La France et la Russie en conflit sur la marque de champagne

Le ministre français du Commerce, Franck Riester, a déclaré mercredi qu’il était « assez optimiste » quant à la possibilité de trouver une solution à un différend avec la Russie concernant l’étiquetage des bouteilles de champagne.
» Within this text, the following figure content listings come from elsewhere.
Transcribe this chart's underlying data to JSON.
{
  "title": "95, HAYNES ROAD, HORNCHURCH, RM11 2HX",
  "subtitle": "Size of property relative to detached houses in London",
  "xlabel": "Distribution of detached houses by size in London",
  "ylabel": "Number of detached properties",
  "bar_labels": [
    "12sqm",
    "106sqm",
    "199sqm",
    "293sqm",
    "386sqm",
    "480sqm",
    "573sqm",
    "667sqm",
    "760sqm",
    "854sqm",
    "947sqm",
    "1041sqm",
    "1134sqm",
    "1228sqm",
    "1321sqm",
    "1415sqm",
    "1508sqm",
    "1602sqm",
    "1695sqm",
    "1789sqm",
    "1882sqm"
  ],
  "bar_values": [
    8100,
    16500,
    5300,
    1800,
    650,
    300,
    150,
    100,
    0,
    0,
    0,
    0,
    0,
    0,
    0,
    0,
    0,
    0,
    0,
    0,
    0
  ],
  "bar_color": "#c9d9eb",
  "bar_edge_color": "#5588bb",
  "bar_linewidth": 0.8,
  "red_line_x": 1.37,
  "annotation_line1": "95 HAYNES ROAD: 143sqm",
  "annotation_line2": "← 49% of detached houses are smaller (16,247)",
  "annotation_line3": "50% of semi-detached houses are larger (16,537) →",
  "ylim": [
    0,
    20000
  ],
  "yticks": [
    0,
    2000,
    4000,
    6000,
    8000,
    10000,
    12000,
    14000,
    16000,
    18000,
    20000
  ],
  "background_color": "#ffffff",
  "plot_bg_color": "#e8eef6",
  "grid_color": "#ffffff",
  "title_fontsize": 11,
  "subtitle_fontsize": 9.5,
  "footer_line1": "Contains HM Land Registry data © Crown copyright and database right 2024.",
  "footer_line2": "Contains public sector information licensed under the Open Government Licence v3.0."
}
Patrie du champagne d’origine, la France garde jalousement son droit d’utiliser le terme et est en pourparlers avec Moscou au sujet d’une loi signée par le président Vladimir Poutine en juillet interdisant aux producteurs de champagne français d’utiliser le mot sur leurs bouteilles vendues en Russie. la traduction russe du champagne — « Shampanskoe » — sur les bouteilles importées.

« Nous continuons de discuter avec les autorités russes au niveau européen et au niveau français car nous pensons pouvoir les convaincre qu’elles ont intérêt à participer à la lutte pour la protection des indications géographiques », a déclaré Riester aux journalistes lors d’une visite à Washington.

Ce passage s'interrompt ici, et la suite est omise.